State commission: none
Branch of government: executive

The Wyoming Office of the State Public Defender (OSPD) was established in 1976. OSPD is an executive branch agency whose chief executive, the state public defender who is appointed directly by the Governor, directs the delivery of all right to counsel services across the state, both primary and conflict services, from the main OSPD office in Cheyenne.


How the right to counsel is funded

Percentage of state funding: 85%
Percentage of local funding: 15%
Percentage of alternative funding: 0%

Wyoming statutes require that funding of indigent defense services be shared by the state and counties, with 85% of the total appropriation coming from state general funds and 15% from counties. The Office of the State Public Defender (OSPD) advocates at the state legislature for the entirety of the budget needed to provide all services. By statute, OSPD then bills each individual county for its prorated share of that statewide budget, based on an equitable formula that takes into account factors such as population, property valuation, and level of serious crime. This funding scheme eliminates the need for budgetary advocacy on multiple fronts, i.e., at the state legislature and in every county, and instead allows a single consideration of budgeting needs at the state level.

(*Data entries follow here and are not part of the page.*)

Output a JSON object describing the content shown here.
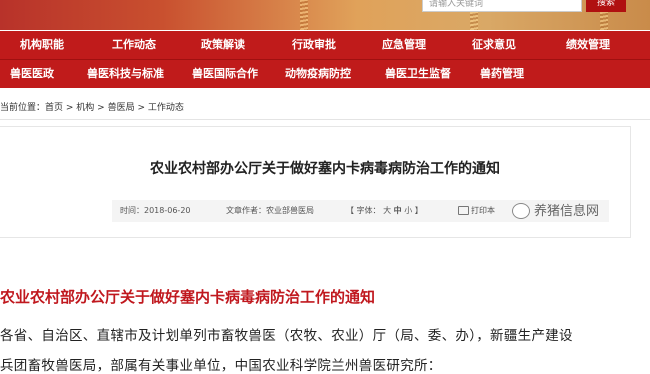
{
  "search": {
    "placeholder": "请输入关键词",
    "button_label": "搜索"
  },
  "nav_primary": [
    "机构职能",
    "工作动态",
    "政策解读",
    "行政审批",
    "应急管理",
    "征求意见",
    "绩效管理"
  ],
  "nav_secondary": [
    "兽医医政",
    "兽医科技与标准",
    "兽医国际合作",
    "动物疫病防控",
    "兽医卫生监督",
    "兽药管理"
  ],
  "breadcrumb": {
    "prefix": "当前位置：",
    "items": [
      "首页",
      "机构",
      "兽医局",
      "工作动态"
    ],
    "separator": " > "
  },
  "article": {
    "title": "农业农村部办公厅关于做好塞内卡病毒病防治工作的通知",
    "time_label": "时间：",
    "time_value": "2018-06-20",
    "author_label": "文章作者：",
    "author_value": "农业部兽医局",
    "font_label": "【 字体：",
    "font_large": "大",
    "font_medium": "中",
    "font_small": "小",
    "font_close": "】",
    "print_label": "打印本",
    "watermark": "养猪信息网"
  },
  "body": {
    "heading": "农业农村部办公厅关于做好塞内卡病毒病防治工作的通知",
    "line1": "各省、自治区、直辖市及计划单列市畜牧兽医（农牧、农业）厅（局、委、办），新疆生产建设",
    "line2": "兵团畜牧兽医局，部属有关事业单位，中国农业科学院兰州兽医研究所："
  },
  "colors": {
    "nav_bg": "#c01b1b",
    "heading_red": "#c0181e"
  }
}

The methods used to provide public counsel

The Wyoming Office of the State Public Defender (OSPD) provides all right to counsel services throughout the state.

Primary services are provided by full-time and part-time OPD attorneys in fourteen branch public defender offices.

For conflict representation, OPD contracts with private attorneys.


Legal authority

Wyoming Constitution, art. I, § 10

Wyoming Statutes, §§ 7-6-101 through 7-6-114

Source of data: original research conducted by Sixth Amendment Center staff.